Member of the Senate
- Incumbent
- Assumed office 1 November 2024
- Preceded by: Éric Bocquet
- Constituency: Nord

Personal details
- Born: 21 September 1981 (age 44)
- Party: French Communist Party

= Alexandre Basquin =

French politician (born 1981)

Alexandre Basquin (born 21 September 1981) is a French politician serving as a member of the Senate since 2024. From 2014 to 2024, he served as mayor of Avesnes-les-Aubert.

==Biography==
From 2010 to 2018, Alexandre Basquin was the organizational secretary of the Northern Federation of the French Communist Party (PCF), which was then led by Fabien Roussel.

In the 2011 cantonal elections, he was the Front de gauche candidate for the canton of Carnières, coming fourth with 15.44% of the votes cast. In the 2015 departmental elections, he stood for the same party in the new Canton of Caudry, coming fourth with 11.62% of the votes cast.

Elected mayor of Avesnes-les-Aubert in 2014, a municipality of 3,600 inhabitants in the Cambrésis region, he has also been fourth vice-president of the Caudrésis Urban Community since April 17, 2014. - Catésis, responsible for Housing, Unsanitary Conditions, and the Local Housing Plan, a position he held from 2017 to 2020. After that date, his portfolios were reduced to Housing.
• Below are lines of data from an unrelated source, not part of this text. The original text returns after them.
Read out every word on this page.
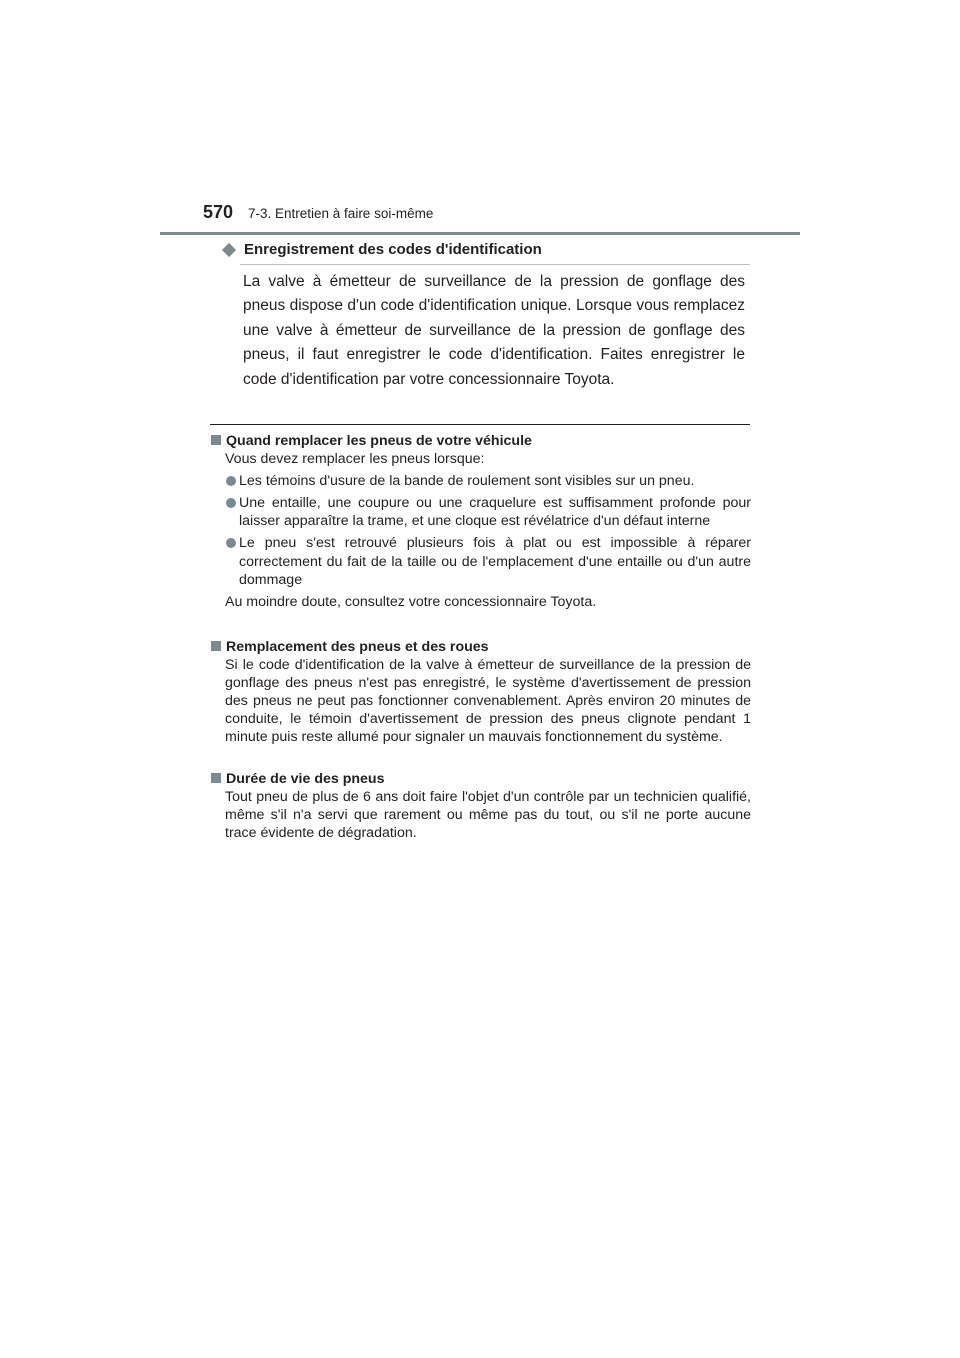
570 7-3. Entretien à faire soi-même
Enregistrement des codes d'identification

La valve à émetteur de surveillance de la pression de gonflage des pneus dispose d'un code d'identification unique. Lorsque vous remplacez une valve à émetteur de surveillance de la pression de gonflage des pneus, il faut enregistrer le code d'identification. Faites enregistrer le code d'identification par votre concessionnaire Toyota.

Quand remplacer les pneus de votre véhicule

Vous devez remplacer les pneus lorsque:

Les témoins d'usure de la bande de roulement sont visibles sur un pneu.
Une entaille, une coupure ou une craquelure est suffisamment profonde pour laisser apparaître la trame, et une cloque est révélatrice d'un défaut interne
Le pneu s'est retrouvé plusieurs fois à plat ou est impossible à réparer correctement du fait de la taille ou de l'emplacement d'une entaille ou d'un autre dommage

Au moindre doute, consultez votre concessionnaire Toyota.

Remplacement des pneus et des roues

Si le code d'identification de la valve à émetteur de surveillance de la pression de gonflage des pneus n'est pas enregistré, le système d'avertissement de pression des pneus ne peut pas fonctionner convenablement. Après environ 20 minutes de conduite, le témoin d'avertissement de pression des pneus clignote pendant 1 minute puis reste allumé pour signaler un mauvais fonctionnement du système.

Durée de vie des pneus

Tout pneu de plus de 6 ans doit faire l'objet d'un contrôle par un technicien qualifié, même s'il n'a servi que rarement ou même pas du tout, ou s'il ne porte aucune trace évidente de dégradation.
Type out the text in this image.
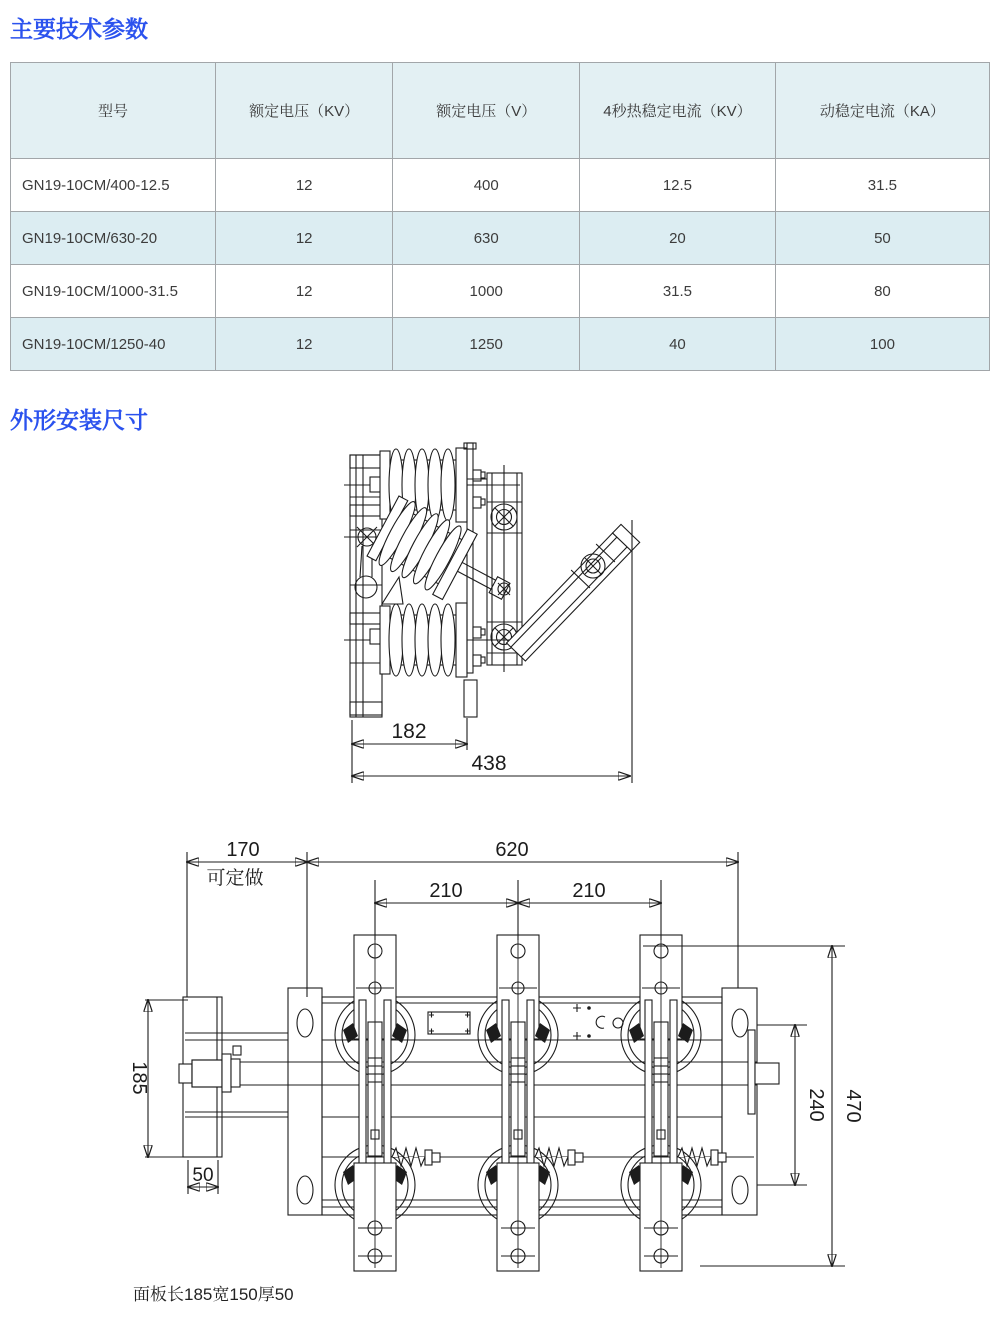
主要技术参数
型号	额定电压（KV）	额定电压（V）	4秒热稳定电流（KV）	动稳定电流（KA）
GN19-10CM/400-12.5	12	400	12.5	31.5
GN19-10CM/630-20	12	630	20	50
GN19-10CM/1000-31.5	12	1000	31.5	80
GN19-10CM/1250-40	12	1250	40	100
外形安装尺寸
182
438
170
可定做
620
210	210
185
50
240 470
面板长185宽150厚50
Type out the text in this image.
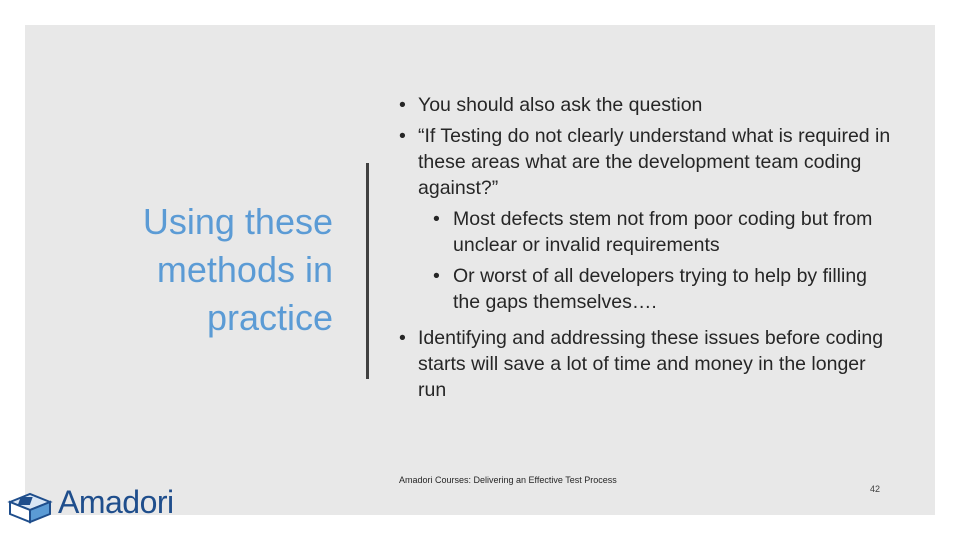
Using these
methods in
practice

• You should also ask the question

• “If Testing do not clearly understand what is required in these areas what are the development team coding against?”

• Most defects stem not from poor coding but from unclear or invalid requirements

• Or worst of all developers trying to help by filling the gaps themselves….

• Identifying and addressing these issues before coding starts will save a lot of time and money in the longer run

Amadori Courses: Delivering an Effective Test Process
42
Amadori
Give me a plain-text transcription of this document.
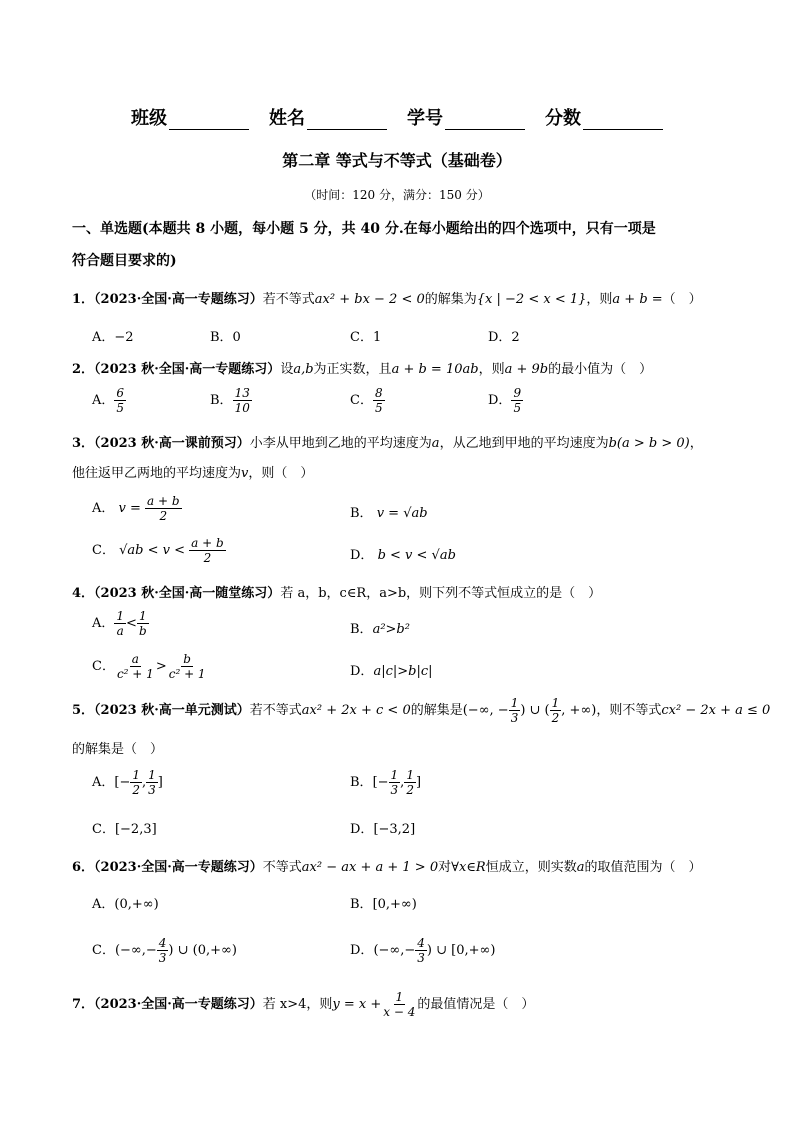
班级	姓名	学号	分数
第二章 等式与不等式（基础卷）
（时间：120 分，满分：150 分）
一、单选题(本题共 8 小题，每小题 5 分，共 40 分.在每小题给出的四个选项中，只有一项是
符合题目要求的)
1．（2023·全国·高一专题练习）若不等式ax² + bx − 2 < 0的解集为{x | −2 < x < 1}，则a + b =（　）
A．−2	B．0	C．1	D．2
2．（2023 秋·全国·高一专题练习）设a,b为正实数，且a + b = 10ab，则a + 9b的最小值为（　）
A． $\frac{6}{5}$	B． $\frac{13}{10}$	C． $\frac{8}{5}$	D． $\frac{9}{5}$
3．（2023 秋·高一课前预习）小李从甲地到乙地的平均速度为a，从乙地到甲地的平均速度为b(a > b > 0)，
他往返甲乙两地的平均速度为v，则（　）
A． $v = \frac{a + b}{2}$	B． v = √ab
C． $√ab < v < \frac{a + b}{2}$	D． b < v < √ab
4．（2023 秋·全国·高一随堂练习）若 a，b，c∈R，a>b，则下列不等式恒成立的是（　）
A． $\frac{1}{a} < \frac{1}{b}$	B．a²>b²
C． $\frac{a}{\text{c² + 1}} > \frac{b}{\text{c² + 1}}$	D．a|c|>b|c|
5．（2023 秋·高一单元测试）若不等式ax² + 2x + c < 0的解集是(−∞, − $\frac{1}{3}$ ) ∪ ( $\frac{1}{2}$ , +∞)，则不等式cx² − 2x + a ≤ 0
的解集是（　）
A．[− $\frac{1}{2}$ , $\frac{1}{3}$ ]	B．[− $\frac{1}{3}$ , $\frac{1}{2}$ ]
C．[−2,3]	D．[−3,2]
6．（2023·全国·高一专题练习）不等式ax² − ax + a + 1 > 0对∀x∈R恒成立，则实数a的取值范围为（　）
A．(0,+∞)	B．[0,+∞)
C．(−∞,− $\frac{4}{3}$ ) ∪ (0,+∞)	D．(−∞,− $\frac{4}{3}$ ) ∪ [0,+∞)
7．（2023·全国·高一专题练习）若 x>4，则$y = x + \frac{1}{x - 4}$ 的最值情况是（　）
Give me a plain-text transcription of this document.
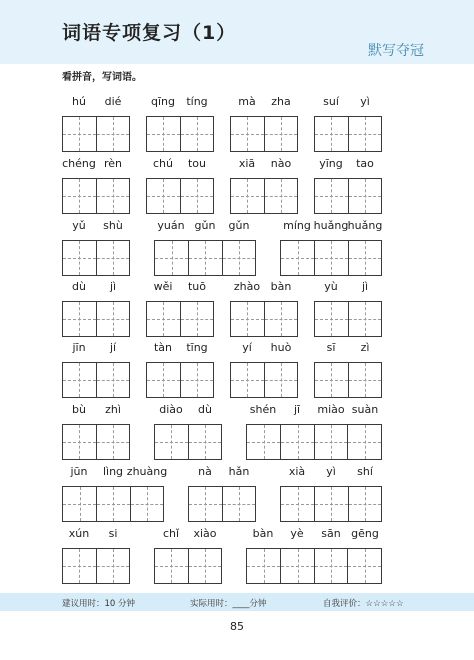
词语专项复习（1）
默写夺冠
看拼音，写词语。
hú dié	qīng tíng	mà zha	suí yì
chéng rèn	chú tou	xiā nào	yīng tao
yǔ shù	yuán gǔn gǔn	míng huǎng huǎng
dù jì	wěi tuō	zhào bàn	yù jì
jīn jí	tàn tīng	yí huò	sī zì
bù zhì	diào dù	shén jī miào suàn
jūn lìng zhuàng	nà hǎn	xià yì shí
xún si	chǐ xiào	bàn yè sān gēng
建议用时：10 分钟	实际用时：____分钟	自我评价：☆☆☆☆☆
85
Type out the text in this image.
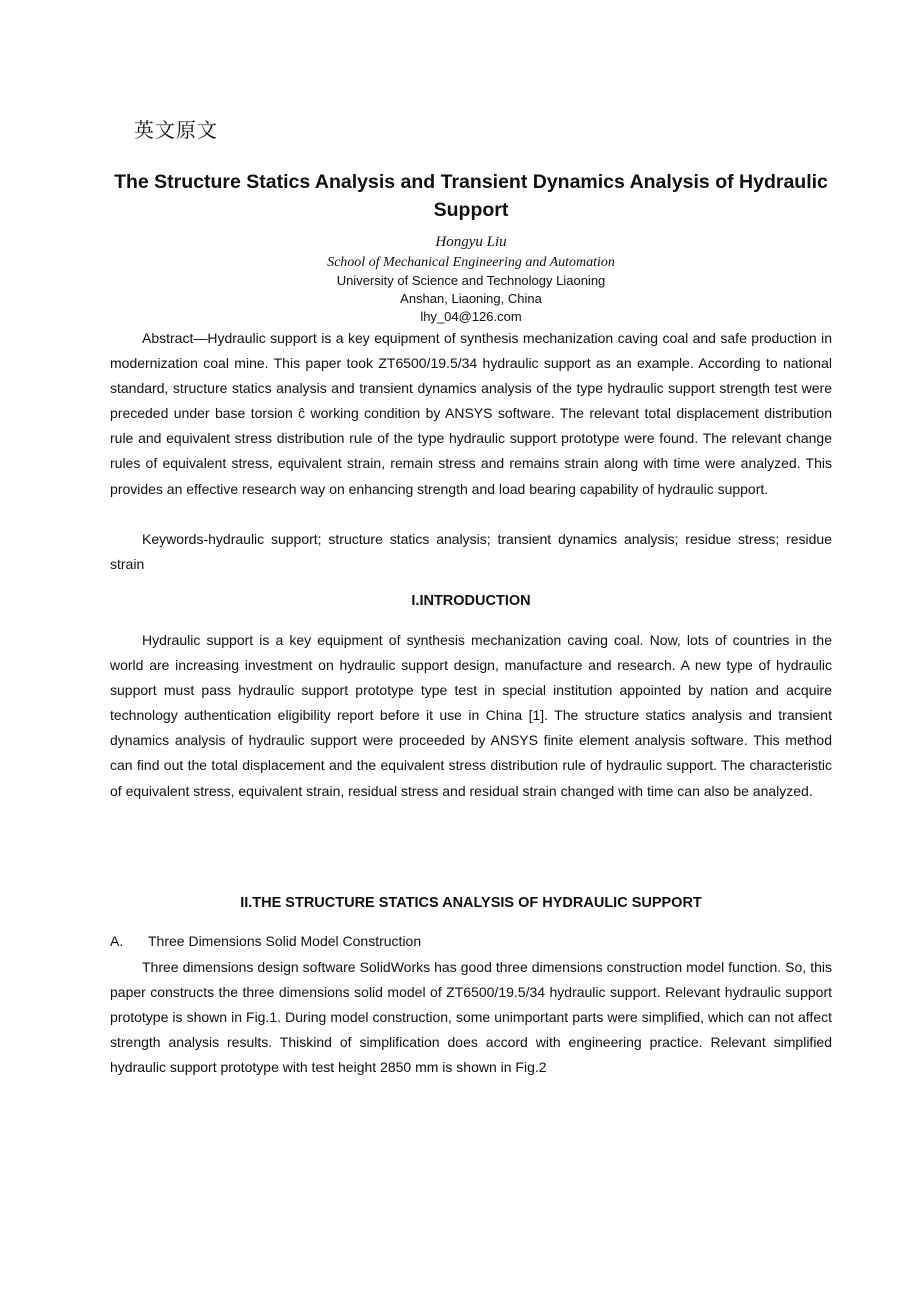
英文原文
The Structure Statics Analysis and Transient Dynamics Analysis of Hydraulic Support
Hongyu Liu
School of Mechanical Engineering and Automation
University of Science and Technology Liaoning
Anshan, Liaoning, China
lhy_04@126.com

Abstract—Hydraulic support is a key equipment of synthesis mechanization caving coal and safe production in modernization coal mine. This paper took ZT6500/19.5/34 hydraulic support as an example. According to national standard, structure statics analysis and transient dynamics analysis of the type hydraulic support strength test were preceded under base torsion ĉ working condition by ANSYS software. The relevant total displacement distribution rule and equivalent stress distribution rule of the type hydraulic support prototype were found. The relevant change rules of equivalent stress, equivalent strain, remain stress and remains strain along with time were analyzed. This provides an effective research way on enhancing strength and load bearing capability of hydraulic support.

Keywords-hydraulic support; structure statics analysis; transient dynamics analysis; residue stress; residue strain

I.INTRODUCTION

Hydraulic support is a key equipment of synthesis mechanization caving coal. Now, lots of countries in the world are increasing investment on hydraulic support design, manufacture and research. A new type of hydraulic support must pass hydraulic support prototype type test in special institution appointed by nation and acquire technology authentication eligibility report before it use in China [1]. The structure statics analysis and transient dynamics analysis of hydraulic support were proceeded by ANSYS finite element analysis software. This method can find out the total displacement and the equivalent stress distribution rule of hydraulic support. The characteristic of equivalent stress, equivalent strain, residual stress and residual strain changed with time can also be analyzed.

II.THE STRUCTURE STATICS ANALYSIS OF HYDRAULIC SUPPORT
A. Three Dimensions Solid Model Construction

Three dimensions design software SolidWorks has good three dimensions construction model function. So, this paper constructs the three dimensions solid model of ZT6500/19.5/34 hydraulic support. Relevant hydraulic support prototype is shown in Fig.1. During model construction, some unimportant parts were simplified, which can not affect strength analysis results. Thiskind of simplification does accord with engineering practice. Relevant simplified hydraulic support prototype with test height 2850 mm is shown in Fig.2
He succeeded Éric Bocquet as senator for the Nord department following the latter's resignation, who wanted to “prepare for the future and bring in the next generation.”

He was his predecessor's parliamentary aide during his thirteen years in national office.

He is a member of the Communist Party and sits on the Communist, Republican, Citizen and Ecologist group.

After Second inauguration of Donald Trump, Alexandre Basquin made headlines by calling for a mass exodus from social media in an open letter addressed to ministers, parliamentarians, the media, and all citizens.